Choose one of the following commands. Python 3.12 is recommended, but any Python version >= 3.9 should work.

uv venv --python 3.12 .venv            # uv (recommended)
python -m venv .venv                   # venv (please ensure Python >= 3.9 is used)
conda create -n natal-env python=3.12  # conda

On Windows, you can run py -3.12 -m venv .venv to specify Python 3.12 as the interpreter for the virtual environment.

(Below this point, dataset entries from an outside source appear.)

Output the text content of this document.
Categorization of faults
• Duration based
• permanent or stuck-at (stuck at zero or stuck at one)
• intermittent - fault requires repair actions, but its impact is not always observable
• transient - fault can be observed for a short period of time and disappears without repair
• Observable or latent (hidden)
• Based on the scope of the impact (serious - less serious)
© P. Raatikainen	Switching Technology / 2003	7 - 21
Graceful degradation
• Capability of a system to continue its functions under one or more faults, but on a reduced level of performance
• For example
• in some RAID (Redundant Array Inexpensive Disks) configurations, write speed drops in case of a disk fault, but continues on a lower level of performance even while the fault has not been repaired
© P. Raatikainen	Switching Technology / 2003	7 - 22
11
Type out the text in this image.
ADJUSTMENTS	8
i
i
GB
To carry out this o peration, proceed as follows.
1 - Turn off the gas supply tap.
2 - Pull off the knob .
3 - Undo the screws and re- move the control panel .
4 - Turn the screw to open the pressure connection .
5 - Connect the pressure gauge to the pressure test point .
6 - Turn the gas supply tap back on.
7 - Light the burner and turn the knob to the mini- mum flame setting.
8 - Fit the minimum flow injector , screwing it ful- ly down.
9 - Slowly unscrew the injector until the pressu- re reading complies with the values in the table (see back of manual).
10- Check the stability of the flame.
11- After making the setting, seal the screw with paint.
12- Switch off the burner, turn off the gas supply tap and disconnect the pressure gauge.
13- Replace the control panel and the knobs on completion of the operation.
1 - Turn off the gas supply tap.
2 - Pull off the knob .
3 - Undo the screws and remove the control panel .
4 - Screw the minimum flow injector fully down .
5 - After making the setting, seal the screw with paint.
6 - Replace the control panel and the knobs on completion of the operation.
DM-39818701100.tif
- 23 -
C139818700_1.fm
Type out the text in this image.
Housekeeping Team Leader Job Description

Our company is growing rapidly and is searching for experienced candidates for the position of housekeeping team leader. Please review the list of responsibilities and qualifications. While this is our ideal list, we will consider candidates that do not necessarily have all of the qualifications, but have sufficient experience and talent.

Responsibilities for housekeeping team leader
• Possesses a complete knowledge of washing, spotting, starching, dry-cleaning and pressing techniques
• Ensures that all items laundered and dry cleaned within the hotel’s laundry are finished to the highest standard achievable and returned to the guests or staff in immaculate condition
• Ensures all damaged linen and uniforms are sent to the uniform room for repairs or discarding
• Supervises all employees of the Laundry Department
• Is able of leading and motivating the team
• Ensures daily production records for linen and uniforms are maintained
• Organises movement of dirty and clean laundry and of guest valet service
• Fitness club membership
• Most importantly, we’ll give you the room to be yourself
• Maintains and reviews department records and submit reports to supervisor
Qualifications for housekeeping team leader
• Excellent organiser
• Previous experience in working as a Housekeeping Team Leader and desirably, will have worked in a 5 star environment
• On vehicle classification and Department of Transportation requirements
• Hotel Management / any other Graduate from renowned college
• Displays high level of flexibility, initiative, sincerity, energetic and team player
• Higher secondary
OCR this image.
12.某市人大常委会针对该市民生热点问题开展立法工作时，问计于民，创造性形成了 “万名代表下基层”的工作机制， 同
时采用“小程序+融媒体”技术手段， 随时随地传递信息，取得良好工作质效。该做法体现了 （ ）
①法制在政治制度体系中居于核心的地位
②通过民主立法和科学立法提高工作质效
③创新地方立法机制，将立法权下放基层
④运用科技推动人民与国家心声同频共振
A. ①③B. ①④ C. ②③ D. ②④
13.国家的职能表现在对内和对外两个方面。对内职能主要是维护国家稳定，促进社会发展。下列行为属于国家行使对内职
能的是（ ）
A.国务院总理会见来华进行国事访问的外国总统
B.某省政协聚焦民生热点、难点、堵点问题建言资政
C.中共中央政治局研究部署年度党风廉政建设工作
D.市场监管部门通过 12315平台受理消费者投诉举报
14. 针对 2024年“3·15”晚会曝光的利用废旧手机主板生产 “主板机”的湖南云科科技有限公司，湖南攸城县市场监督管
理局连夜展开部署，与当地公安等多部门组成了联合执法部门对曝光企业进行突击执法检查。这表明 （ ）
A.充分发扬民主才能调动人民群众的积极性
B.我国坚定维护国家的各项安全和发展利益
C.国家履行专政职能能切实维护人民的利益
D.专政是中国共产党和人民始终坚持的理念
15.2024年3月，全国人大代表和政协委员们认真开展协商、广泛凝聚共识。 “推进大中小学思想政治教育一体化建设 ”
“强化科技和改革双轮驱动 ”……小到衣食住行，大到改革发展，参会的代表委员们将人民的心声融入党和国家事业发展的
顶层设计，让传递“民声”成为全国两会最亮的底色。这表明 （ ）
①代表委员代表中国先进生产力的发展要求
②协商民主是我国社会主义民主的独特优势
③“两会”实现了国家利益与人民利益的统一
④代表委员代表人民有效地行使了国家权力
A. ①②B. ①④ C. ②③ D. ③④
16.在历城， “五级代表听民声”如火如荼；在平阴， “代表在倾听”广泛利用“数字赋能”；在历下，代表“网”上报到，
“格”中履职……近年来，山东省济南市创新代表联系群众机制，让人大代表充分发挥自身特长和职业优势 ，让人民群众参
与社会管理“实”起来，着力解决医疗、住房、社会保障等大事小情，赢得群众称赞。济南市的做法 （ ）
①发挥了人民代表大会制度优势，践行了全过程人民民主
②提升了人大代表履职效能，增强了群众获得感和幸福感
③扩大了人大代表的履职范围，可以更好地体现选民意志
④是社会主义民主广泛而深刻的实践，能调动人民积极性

2. Activate the virtual environment

Linux / macOS:

source .venv/bin/activate    # uv / venv
conda activate natal-env     # conda

Windows:

.venv\Scripts\activate       # uv / venv
conda activate natal-env     # conda

3. Install NATAL Core

uv pip install natal-core
# or
pip install natal-core

A Minimal Example

import natal as nt
from natal.ui import launch

# 1. Define the genetics architecture of a species
sp = nt.Species.from_dict(
    name="TestSpecies",
    structure={
        "chr1": {"loc1": ["WT", "Dr", "R2", "R1"]}
    },
    gamete_labels=["default", "cas9_deposited"]
)

# 2. Define a drive using built-in presets
drive = nt.HomingDrive(
    name="TestHoming",
    drive_allele="Dr",
    cas9_allele="Dr",
    target_allele="WT",
    resistance_allele="R2",
    functional_resistance_allele="R1",
    drive_conversion_rate=0.95,
    late_germline_resistance_formation_rate=0.9,
    functional_resistance_ratio=0.001,
    embryo_resistance_formation_rate=0.0,
    viability_scaling=1.0,
    fecundity_scaling={"female": 0.0},
    fecundity_mode="recessive",
    cas9_deposition_glab="cas9_deposited"
)

# 3. Define a release event using hooks
@nt.hook(event="first", priority=0)
def release_drive_carriers():
    return [
        nt.Op.add(genotypes="WT|Dr", ages=1, sex="male", delta=500, when="tick == 10")
    ]

# 4. Build a panmictic population
pop = (nt.DiscreteGenerationPopulation
    .setup(
        species=sp,
        name="TestPop",
        stochastic=True
    )
    .initial_state(
        individual_count={
        "male": {"WT|WT": 50000}, "female": {"WT|WT": 50000}
        }
    )
    .reproduction(
        eggs_per_female=100
    )
    .competition(
        low_density_growth_rate=6.0,
        carrying_capacity=100000,
        juvenile_growth_mode="concave"
    )
    .presets(drive).hooks(release_drive_carriers).build())

# 5. Launch interactive WebUI and run simulation
launch(pop)

For more ready-to-run examples, see the demos directory in the GitHub repository.

Documentation and Links

License

This project is licensed under the MIT License.